Tribunal Administratif de Rennes — Décision N° TA35-2507826

vendredi 20 mars 2026

JuridictionTribunal Administratif de Rennes
SectionTribunal Administratif de Rennes
N° DossierTA35-2507826
TypeDécision
RecoursExcès de pouvoir
Formation4ème Chambre
Avocat requérantSELARL SMETH

Résumé IA

Le Tribunal Administratif de Rennes a été saisi d'un recours pour excès de pouvoir contre un arrêté préfectoral de refus de titre de séjour et d'éloignement. Le litige a été privé d'objet car le préfet a abrogé l'arrêté attaqué avant le jugement, ce qui entraîne la disparition rétroactive de l'acte. En conséquence, le tribunal n'a pas eu à statuer sur le fond de la requête.

Texte intégral

Vu la procédure suivante :

Par une requête et un mémoire enregistrés les 21 novembre et 23 décembre 2025 et le 18 février 2026, Mme B... A..., représentée par Me Smeth, demande au tribunal :

d’annuler l’arrêté du 24 juillet 2025 par lequel le préfet du Finistère a refusé de faire droit à sa demande de titre de séjour, lui a fait obligation de quitter le territoire français dans un délai de trente jours, a fixé le pays de destination en cas d’exécution forcée de cette mesure d’éloignement et a pris à son encontre une interdiction de retour sur le territoire français pour une durée d’un an ;

d’enjoindre au préfet des Yvelines de lui délivrer une carte de séjour temporaire portant la mention « passeport talent – salarié qualifié » sous astreinte de cinquante euros par jour de retard à compter du jugement à intervenir ou, subsidiairement, de procéder au réexamen de sa situation et de lui délivrer une autorisation provisoire de séjour lui permettant de travailler, sous la même condition d’astreinte et, en tout état de cause, d’enjoindre au préfet du Finistère de procéder à l’effacement de son signalement dans le système d’information Schengen ;

de mettre à la charge de l’État la somme de 1 800 euros en application de l’article L. 761-1 du code de justice administrative.

Elle soutient que :
- sa requête est recevable dès lors que l’arrêté en cause a été notifié irrégulièrement à son ancienne adresse ;
- le préfet du Finistère était incompétent territorialement pour prendre à son égard un refus de titre de séjour, dès lors qu’à la suite de son installation dans les Yvelines, elle s’est adressée à la préfecture de ce département pour l’examen de sa demande de titre de séjour et qu’elle s’est vu délivrer un récépissé de demande de titre de séjour : l’administration avait donc connaissance de sa nouvelle adresse ;
- le refus de titre de séjour a été pris sans qu’il soit procédé à un examen sérieux de sa situation ;
- le refus de titre de séjour est entaché d’erreur manifeste d’appréciation au regard de l’article L. 421-9 du code de l’entrée et du séjour des étrangers et du droit d’asile, et méconnaît l’article 8 de la convention européenne de sauvegarde des droits de l’homme et des libertés fondamentales ;
- l’obligation de quitter le territoire français qui lui est faite est illégale par voie de conséquence de l’illégalité du refus de titre de séjour ;
- la décision fixant le pays de destination, qui est insuffisamment motivée, est illégale par voie de conséquence de l’illégalité de la mesure d’éloignement ;
- l’interdiction de retour sur le territoire français, qui est insuffisamment motivée, est illégale par voie de conséquence de l’illégalité de la mesure d’éloignement et méconnaît les articles L. 612-8 et L. 612-10 du code de l’entrée et du séjour des étrangers et du droit d’asile.
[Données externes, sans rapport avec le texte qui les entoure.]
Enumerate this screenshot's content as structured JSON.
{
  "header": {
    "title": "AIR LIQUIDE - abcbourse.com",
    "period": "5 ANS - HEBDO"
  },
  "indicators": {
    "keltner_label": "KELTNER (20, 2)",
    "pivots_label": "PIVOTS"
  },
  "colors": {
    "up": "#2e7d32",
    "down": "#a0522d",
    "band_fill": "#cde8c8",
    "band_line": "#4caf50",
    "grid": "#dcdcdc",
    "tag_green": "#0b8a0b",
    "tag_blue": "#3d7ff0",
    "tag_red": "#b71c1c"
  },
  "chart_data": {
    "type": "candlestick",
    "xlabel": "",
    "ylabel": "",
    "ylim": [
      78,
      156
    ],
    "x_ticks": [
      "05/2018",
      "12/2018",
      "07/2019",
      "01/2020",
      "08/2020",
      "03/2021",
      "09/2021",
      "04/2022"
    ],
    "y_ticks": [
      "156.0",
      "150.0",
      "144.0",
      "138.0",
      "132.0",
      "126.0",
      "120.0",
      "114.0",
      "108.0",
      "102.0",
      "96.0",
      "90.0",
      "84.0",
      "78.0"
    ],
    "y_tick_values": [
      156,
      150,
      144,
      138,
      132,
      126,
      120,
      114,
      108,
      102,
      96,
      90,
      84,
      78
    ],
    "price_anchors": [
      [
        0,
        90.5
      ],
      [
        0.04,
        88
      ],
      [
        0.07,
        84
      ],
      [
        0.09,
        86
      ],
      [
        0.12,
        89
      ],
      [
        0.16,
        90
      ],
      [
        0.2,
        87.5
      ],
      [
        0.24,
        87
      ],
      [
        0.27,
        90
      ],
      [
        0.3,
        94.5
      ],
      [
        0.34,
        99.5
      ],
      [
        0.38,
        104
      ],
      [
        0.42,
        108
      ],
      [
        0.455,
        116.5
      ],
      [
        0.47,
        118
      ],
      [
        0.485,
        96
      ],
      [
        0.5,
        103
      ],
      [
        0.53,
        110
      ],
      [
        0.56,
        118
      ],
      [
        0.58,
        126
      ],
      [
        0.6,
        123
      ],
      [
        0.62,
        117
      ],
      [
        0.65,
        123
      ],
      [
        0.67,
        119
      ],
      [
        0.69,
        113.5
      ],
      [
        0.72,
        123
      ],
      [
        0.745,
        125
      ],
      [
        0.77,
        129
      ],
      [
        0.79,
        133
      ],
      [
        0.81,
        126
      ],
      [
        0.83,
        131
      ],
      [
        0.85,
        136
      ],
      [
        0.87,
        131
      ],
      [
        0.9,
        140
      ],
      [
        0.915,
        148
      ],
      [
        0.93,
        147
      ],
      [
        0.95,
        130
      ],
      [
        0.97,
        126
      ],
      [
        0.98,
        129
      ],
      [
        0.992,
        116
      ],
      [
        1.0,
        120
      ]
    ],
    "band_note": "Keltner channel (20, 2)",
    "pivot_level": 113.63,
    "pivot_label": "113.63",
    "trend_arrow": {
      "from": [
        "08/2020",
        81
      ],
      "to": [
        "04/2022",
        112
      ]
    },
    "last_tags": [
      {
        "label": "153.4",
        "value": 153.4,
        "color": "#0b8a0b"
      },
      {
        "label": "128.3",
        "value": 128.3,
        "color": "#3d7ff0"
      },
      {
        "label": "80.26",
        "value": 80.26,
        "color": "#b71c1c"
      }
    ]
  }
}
Par un mémoire en défense enregistré le 13 février 2026, le préfet du Finistère conclut au non-lieu à statuer.

Il fait valoir que, par un arrêté du 13 février 2026, il a abrogé l’arrêté attaqué.


Par un mémoire enregistré le 18 février 2026, Mme A..., représentée par Me Smeth, indique qu’à la suite de l’abrogation de l’arrêté pris à son encontre, elle maintient sa demande de réexamen par la préfecture compétente et ses conclusions relatives aux frais d’instance.


Vu les autres pièces du dossier.

Vu :
- le code de l’entrée et du séjour des étrangers et du droit d’asile ;
- le code des relations entre le public et l’administration ;
- le code de justice administrative.


Le président de la formation de jugement a dispensé le rapporteur public, sur sa proposition, de prononcer ses conclusions à l’audience.


Les parties ont été régulièrement averties du jour et de l’heure de l’audience.


Le rapport de Mme Doisneau-Herry, rapporteure, a été entendu au cours de l’audience publique.




Considérant ce qui suit :
Mme B... A..., ressortissante nigériane née le 15 novembre 1993, est entrée sur le territoire français sous couvert d’un visa de long séjour délivré en qualité d’étudiante et valable du 26 août 2021 au 26 août 2022. Elle s’est ultérieurement vu délivrer un titre de séjour en qualité d’étudiante puis un titre de séjour portant la mention « recherche d’emploi ou création d’entreprise », valable jusqu’au 15 avril 2025. Le 16 avril 2025, elle a demandé auprès des services de la préfecture du Finistère la délivrance d’un titre de séjour en qualité de travailleuse temporaire. Par un arrêté du 24 juillet 2025, le préfet du Finistère a refusé de faire droit à cette demande, a fait obligation à l’intéressée de quitter le territoire français dans un délai de trente jours, a fixé le pays de destination en cas d’exécution forcée de cette mesure d’éloignement et a pris à son encontre une interdiction de retour sur le territoire français pour une durée d’un an. Mme A... a saisi le tribunal d’une requête tendant à l’annulation de cet arrêté.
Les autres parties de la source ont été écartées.